ViiV Healthcare—the joint venture involving GSK, Shionogi and Pfizer—said it submitted to the FDA a single-tablet regimen combining recently approved HIV med Tivicay with older fixed-dose combo drug Epzicom.

A European submission is expected soon, the firms said. The NDA followed the approval of once-daily integrase inhibitor Tivicay (dolutegravir) in August, for use with other antiretroviral agents (ARVs) for the treatment of HIV-1 in adults and children aged 12 and up.

Not a full single-tablet regimen (like Atripla), Tivicay alone may have posed more of a threat to Merck’s integrase inhibitor Isentress—Phase II data for the drug in Isentress failures has been impressive—than to Gilead’s market-leading ARV Atripla, which generated $2.9 billion in US sales last year.

Tivicay would still need to be prescribed with an NRTI backbone, like Gilead’s Truvada or ViiV’s own Epzicom. So ViiV would have needed to convince doctors to switch patients off of a one-pill, once-daily regimen (Atripla) to what would, at the very least, have been two pills once a day.

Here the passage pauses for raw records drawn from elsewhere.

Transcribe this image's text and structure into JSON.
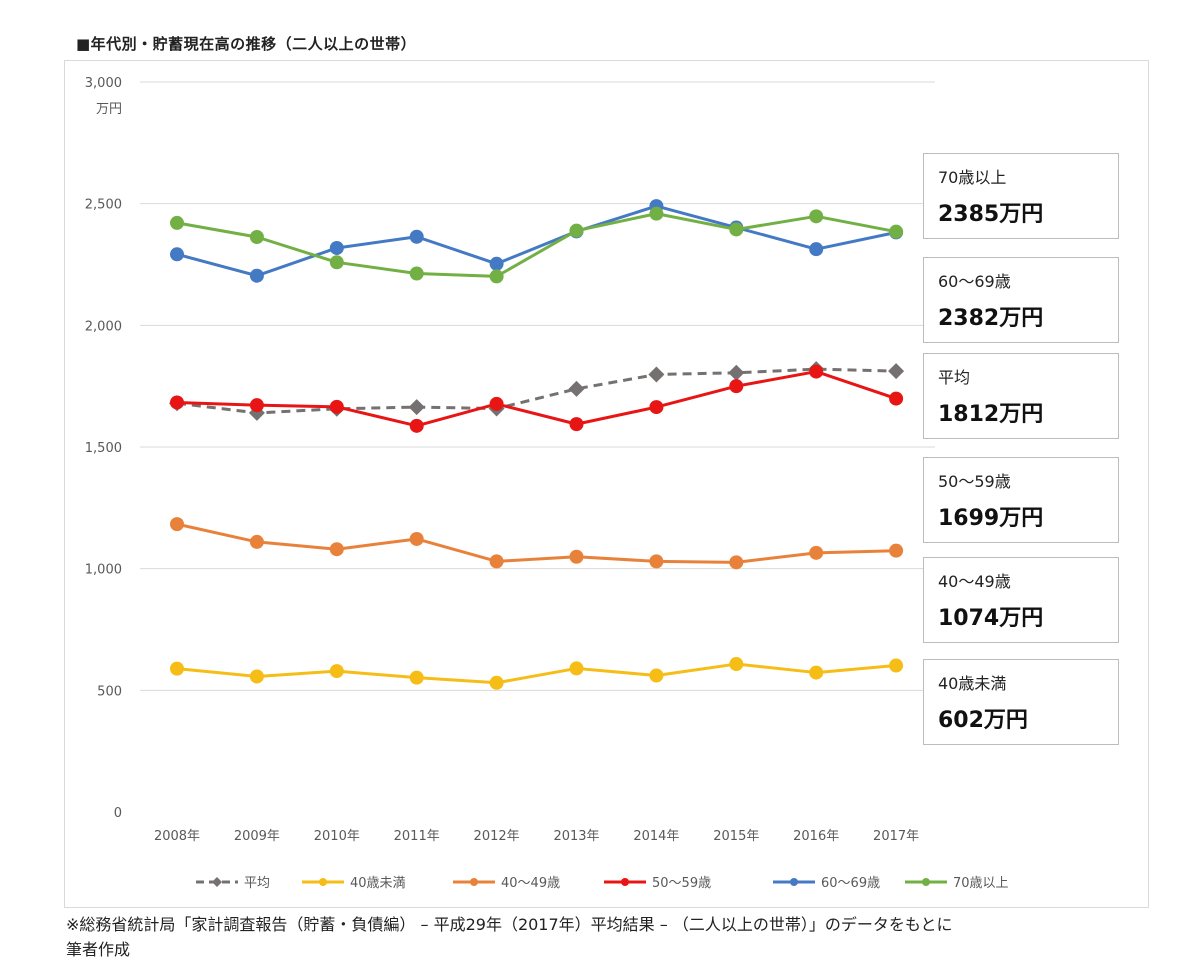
{
  "title": "■年代別・貯蓄現在高の推移（二人以上の世帯）",
  "chart_data": {
    "type": "line",
    "title": "■年代別・貯蓄現在高の推移（二人以上の世帯）",
    "ylabel": "万円",
    "ylim": [
      0,
      3000
    ],
    "yticks": [
      "0",
      "500",
      "1,000",
      "1,500",
      "2,000",
      "2,500",
      "3,000"
    ],
    "ytick_values": [
      0,
      500,
      1000,
      1500,
      2000,
      2500,
      3000
    ],
    "categories": [
      "2008年",
      "2009年",
      "2010年",
      "2011年",
      "2012年",
      "2013年",
      "2014年",
      "2015年",
      "2016年",
      "2017年"
    ],
    "grid": true,
    "legend_position": "bottom",
    "series": [
      {
        "name": "平均",
        "color": "#767171",
        "dashed": true,
        "marker": "diamond",
        "values": [
          1680,
          1640,
          1657,
          1664,
          1658,
          1739,
          1798,
          1805,
          1820,
          1812
        ]
      },
      {
        "name": "40歳未満",
        "color": "#f5bd16",
        "dashed": false,
        "marker": "circle",
        "values": [
          589,
          557,
          579,
          552,
          531,
          590,
          561,
          608,
          573,
          602
        ]
      },
      {
        "name": "40～49歳",
        "color": "#e8823b",
        "dashed": false,
        "marker": "circle",
        "values": [
          1183,
          1110,
          1080,
          1122,
          1030,
          1049,
          1030,
          1026,
          1065,
          1074
        ]
      },
      {
        "name": "50～59歳",
        "color": "#e81515",
        "dashed": false,
        "marker": "circle",
        "values": [
          1683,
          1672,
          1665,
          1587,
          1677,
          1594,
          1664,
          1750,
          1810,
          1699
        ]
      },
      {
        "name": "60～69歳",
        "color": "#4479c4",
        "dashed": false,
        "marker": "circle",
        "values": [
          2292,
          2204,
          2318,
          2364,
          2253,
          2386,
          2490,
          2402,
          2313,
          2382
        ]
      },
      {
        "name": "70歳以上",
        "color": "#72b045",
        "dashed": false,
        "marker": "circle",
        "values": [
          2421,
          2363,
          2259,
          2213,
          2201,
          2389,
          2459,
          2394,
          2448,
          2385
        ]
      }
    ]
  },
  "callouts": [
    {
      "label": "70歳以上",
      "value": "2385万円"
    },
    {
      "label": "60～69歳",
      "value": "2382万円"
    },
    {
      "label": "平均",
      "value": "1812万円"
    },
    {
      "label": "50～59歳",
      "value": "1699万円"
    },
    {
      "label": "40～49歳",
      "value": "1074万円"
    },
    {
      "label": "40歳未満",
      "value": "602万円"
    }
  ],
  "footnote": {
    "line1": "※総務省統計局「家計調査報告（貯蓄・負債編） – 平成29年（2017年）平均結果 – （二人以上の世帯）」のデータをもとに",
    "line2": "筆者作成"
  }
}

When co-formulated with ViiV’s fixed-dose combo Epzicom (abacavir sulfate + lamivudine), however, there is some speculation it could help boost Tivicay’s potential to eventually chip away at Gilead’s dominance. The experimental combo could reach market next year.

But it would still need to wrangle with Gilead’s various once-daily fixed dose combination products, including Atripla, Complera, and Stribild (quad pill), wrote the Bernstein analyst Tim Anderson in an earlier research note.

What’s more, Anderson noted, “Since Tivicay is a potent, once-daily integrase inhibitor, it is a natural candidate for
fixed-dose combination with other drugs commonly used in cocktail therapy such as NRTI’s but GSK
unfortunately does not have the ideal in-house drugs with which to combine dolutegravir – Epzicom is
not an ideal combination product partly because of its perceived cardiovascular toxicity.”

Meanwhile, dolutegravir was filed in the EU in December 2012 and a review is in progress with the European Medicines Agency (EMA). Anderson forecast Tivicay sales of £941 million by 2020.